»Sharyna, willst du Naomi den Rest vom Haus zeigen?«
»Ja«, lächelte Sharyna. »Zuerst zeige ich ihr mein Zimmer.«
Eine halbe Stunde später saß ich in meinem Zimmer und fuhr Sharyna mit den Fingern durch die Zöpfchen. Sie hatte nichts dagegen. Wir verstanden uns super.
Louise streckte den Kopf zur Tür rein. »Kann ich dich kurz sprechen?«, fragte sie.

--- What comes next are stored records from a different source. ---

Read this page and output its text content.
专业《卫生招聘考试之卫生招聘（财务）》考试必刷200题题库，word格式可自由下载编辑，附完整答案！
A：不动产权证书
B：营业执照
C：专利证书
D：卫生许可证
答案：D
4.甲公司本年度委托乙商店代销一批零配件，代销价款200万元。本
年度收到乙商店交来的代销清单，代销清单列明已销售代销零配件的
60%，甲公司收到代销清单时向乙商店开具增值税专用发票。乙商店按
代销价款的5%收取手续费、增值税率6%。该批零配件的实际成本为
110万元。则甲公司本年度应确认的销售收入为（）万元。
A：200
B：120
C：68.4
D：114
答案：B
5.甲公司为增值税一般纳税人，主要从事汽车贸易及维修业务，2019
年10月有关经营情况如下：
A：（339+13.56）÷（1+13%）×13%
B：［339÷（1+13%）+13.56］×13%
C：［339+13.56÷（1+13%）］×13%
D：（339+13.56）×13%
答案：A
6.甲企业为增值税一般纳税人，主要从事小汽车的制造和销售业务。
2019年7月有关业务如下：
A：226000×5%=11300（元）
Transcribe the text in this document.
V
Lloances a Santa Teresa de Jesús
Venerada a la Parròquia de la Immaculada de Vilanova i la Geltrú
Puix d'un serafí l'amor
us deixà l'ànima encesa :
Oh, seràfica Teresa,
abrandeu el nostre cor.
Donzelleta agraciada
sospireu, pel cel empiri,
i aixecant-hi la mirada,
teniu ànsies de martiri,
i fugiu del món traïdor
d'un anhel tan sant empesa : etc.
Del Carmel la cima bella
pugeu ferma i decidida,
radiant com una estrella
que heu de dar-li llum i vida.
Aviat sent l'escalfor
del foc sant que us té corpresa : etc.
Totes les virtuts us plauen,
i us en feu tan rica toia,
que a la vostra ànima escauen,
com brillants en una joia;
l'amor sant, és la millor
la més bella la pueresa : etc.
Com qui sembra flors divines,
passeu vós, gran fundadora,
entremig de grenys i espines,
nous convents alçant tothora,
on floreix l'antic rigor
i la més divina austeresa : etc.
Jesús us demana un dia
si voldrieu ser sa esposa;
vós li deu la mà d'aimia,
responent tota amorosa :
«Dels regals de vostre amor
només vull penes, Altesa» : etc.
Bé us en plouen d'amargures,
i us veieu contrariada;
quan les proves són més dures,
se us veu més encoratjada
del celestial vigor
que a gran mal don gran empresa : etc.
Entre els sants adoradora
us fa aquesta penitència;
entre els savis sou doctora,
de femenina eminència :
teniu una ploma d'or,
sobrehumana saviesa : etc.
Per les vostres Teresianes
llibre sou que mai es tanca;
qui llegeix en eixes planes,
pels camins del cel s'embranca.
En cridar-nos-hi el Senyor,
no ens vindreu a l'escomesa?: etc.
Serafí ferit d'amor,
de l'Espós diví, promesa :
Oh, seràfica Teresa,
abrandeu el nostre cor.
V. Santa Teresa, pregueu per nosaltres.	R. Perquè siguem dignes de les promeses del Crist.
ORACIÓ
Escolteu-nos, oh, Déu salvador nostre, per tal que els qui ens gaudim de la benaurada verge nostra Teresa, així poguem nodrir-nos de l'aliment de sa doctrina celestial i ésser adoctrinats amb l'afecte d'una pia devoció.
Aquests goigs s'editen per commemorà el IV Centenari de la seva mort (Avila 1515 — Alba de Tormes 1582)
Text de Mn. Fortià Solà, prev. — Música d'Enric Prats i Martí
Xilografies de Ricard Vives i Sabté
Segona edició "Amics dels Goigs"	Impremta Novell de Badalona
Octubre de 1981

»Sicher«, erwiderte Sharyna.
Louise wartete, bis Sharyna die Tür zugemacht hatte. »Wirst du hier klarkommen?«
»Solange der nicht an mir rumfummelt.«
»Ich denke, dass du allmählich ein bisschen paranoid wirst.«
»Die sind alle gleich«, widersprach ich. »Kim hat mich vor Männern gewarnt, die Pflegekinder aufnehmen. Bei ihr haben es ganz viele versucht. Sie hat mir gesagt, dass ich denen nicht über den Weg trauen soll. Sieht man doch auch andauernd in der Zeitung und in den Nachrichten.«
Louise bedachte mich mit einem einwandfreien echt-jetzt-Blick. »Nicht alle Männer sind so wie in den Nachrichten«, sagte sie. »Und Kim kennt auch nicht alle. Sie ist kein allwissendes Orakel.«
»Orakel? Hör auf, Ausländisch zu reden. Wenn der was bei mir versucht, schneid ich ihm den Schwanz ab. Das lass ich mir nicht gefallen!«
Louise tätschelte mir die Schulter. »Ich denke nicht, dass das nötig sein wird. Hör endlich auf, alles zu glauben, was Kim sagt. Manchmal … dehnt sie die Wahrheit.«
»Genau wie Sozialarbeiter.«
Louise schüttelte den Kopf.
»Gib bloß mir nicht die Schuld, wenn du später heute Nacht noch einen Notruf kriegst«, setzte ich hinzu.
»Keine Angst. Mr Golding ist einer von den Guten.«
»Es gibt keine guten Männer, die Kinder in Pflege nehmen. Die haben alle … wie sagt man? Die führen alle was im Schilde.«
Louise stemmte die Hände auf die Hüften. »Meinst du, ich würde dich bei jemandem unterbringen, der nicht in Ordnung ist?«
»Du hast mich ja auch zu den Holmans geschickt. Das war der absolute Oberfummler, und ihr hab ich schon am ersten Tag an der lila Leggings und den pinken Turnschuhen angesehen, dass was nicht stimmt.«
»Hmmm.«
»Komm mir nicht mit hmmm«, sagte ich. »Das heißt, du denkst, ich rede Scheiße.«
Louise konnte sich ein Grinsen nicht verkneifen.
»Wann kommst du wieder?«, wollte ich wissen.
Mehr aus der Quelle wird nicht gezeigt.